Feature #15244
openModern authentication via FIDO2 for local account authentication
0%
Description
Implementation of FIDO2 WebAuthN capabilities into RELENG_2_7_2.
WHAT
FIDO2 adds convenient phishing-resistant multifactor authentication to pfsense webui for local accounts.
With this implementation, you can use passkeys, pin, and biometrics from device platform (e.g. Windows Hello) or roaming devices (e.g. yubikey).
For more info visit - https://fidoalliance.org/fido2/
WHY
pfSense should have phishing-resistant multifactor authentication capabilities. Since W3C implementation of WebAuthN & CTAPv2 this is now possible in most modern browsers and platform devices, and therefore capable within pfsense.
FIDO2 is becoming industry standard replacement for password-based authentication (Google, Microsoft, Meta). This will add additional security protections and value with little to no impact to the product.
Implementation Fork from RELENG_2_7_2
https://github.com/TheUniquePaulSmith/pfsense/tree/devel/modern_auth
- pfSense must be in HTTPS mode with FQDN to be capable of FIDO2 registrations & authentications
- Browsers must support WebAuthN (most do https://developer.mozilla.org/en-US/docs/Web/API/Web_Authentication_API#browser_compatibility )
- Registering device must support platform authenticator (most do.. Windows 10\11, macOS, iOS, Android)
- I opted not to make this a package as it should be core offering of the product and webui\system_usermanager itself (also needed to modify login page to support FIDO2)
- FIDO2 attestations use php openssl_verify as core authentication mechanism
- FIDO2 is a more secure login mechanism, but needs to co-exist with Forms-based password login for now
- Modifications to account creation page to support registration of platform-based FIDO2 credentials
- Registrations are stored in an array $confg->system->user->fido2entries
- Users can (and should) register multiple FIDO2 devices (typically in case of lost device)

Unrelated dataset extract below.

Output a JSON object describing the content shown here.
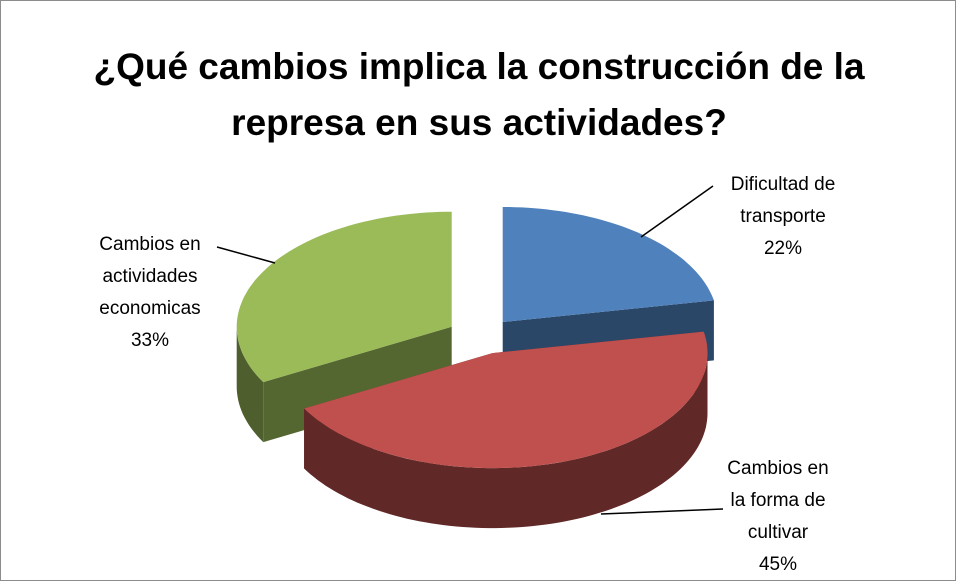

- I wanted to make minimally invasive injection of FIDO2, therefore only the login page, and system_usermanager UIs were changed
- I tried my best to follow the php coding standards and practice that has been laid out, essentially, I cloned password-based login with fido2 capabilities in auth code
- Need to fix reg & auth challenge validation
- You can only register and delete FIDO2 registrations and not edit them
- If admin changes the FQDN of pfSense, all existing registrations will become invalid since they are tied to relying party
- Registration process is kind of clunky since I tried to fit it into the system_usermanager POST requests. Essentially you create a registration on your device, then "Save" it on a user which is processed by the server. Can lead to a state where user doesn't click Save but a passkey on the device was already created (and not saved on the server)
- FIDO2 registrations are tied to existing users, therefore you must create a user first before being able to register a device
- I only implemented platform based registration, but should be easy to allow cross-platform (roaming) registrations
- I use javascript prompt (yuck) to capture friendly description during registration. Might be better to build separate page\tab (like how certificates work)
- Not great with javascript & php encoding formats, so there is probably unnecessary encoding handling from client to server
Sign-In Page after clicking Link
Registering new FIDO2 credential
refer to the following article to manage passkeys in Windows 11: https://support.microsoft.com/en-us/windows/passkeys-in-windows-301c8944-5ea2-452b-9886-97e4d2ef4422
Files
Updated by Kris Phillips 10 months ago
Duplicate of https://redmine.pfsense.org/issues/14743
Updated by Sergei Shablovsky 6 months ago
UPVOTE THIS
Nowadays with numbers of hacking attacks rapidly increasing each day, securing the access to firewall (especially border, - the core of company security infrastructure) itself by VPN/SSH become #1.
(Of course with additional monitoring and alerting tool).
Todays leader for both Personal and Enterprise’s MFA marker are YubiKeys https://www.yubico.com/products/,- PERFECT DEVELOPED, WELL INGENEERED and W/O ANY COMPROMISING ISSUES on a millions of customers.
So, reasonable to securing ALL THREE local physical VGA terminal, SSH terminal and WebGUI access by YubiKey 5 Series (https://www.yubico.com/products/yubikey-5-overview/, PDF https://resources.yubico.com/53ZDUYE6/as/q3uxbe-6n9olc-9ywi4w/YubiKey_5_Series_Product_Brief.pdf, latest model line).
Well-documented (https://docs.yubico.com/ all official docs) API, SDK, and a lot of ready (and well tested by thousands of professionals in security) code https://www.google.com/search?q=YubiKey+FreeBSD&ie=UTF-8&oe=UTF-8&hl=en&client=safari#ip=1 (most valuable are links on FreeBSD user forum and GitHub).
I hope all this facts help Netgate (as one of the leaders of industry) to obtain extra value for their pfSense+ and CE products.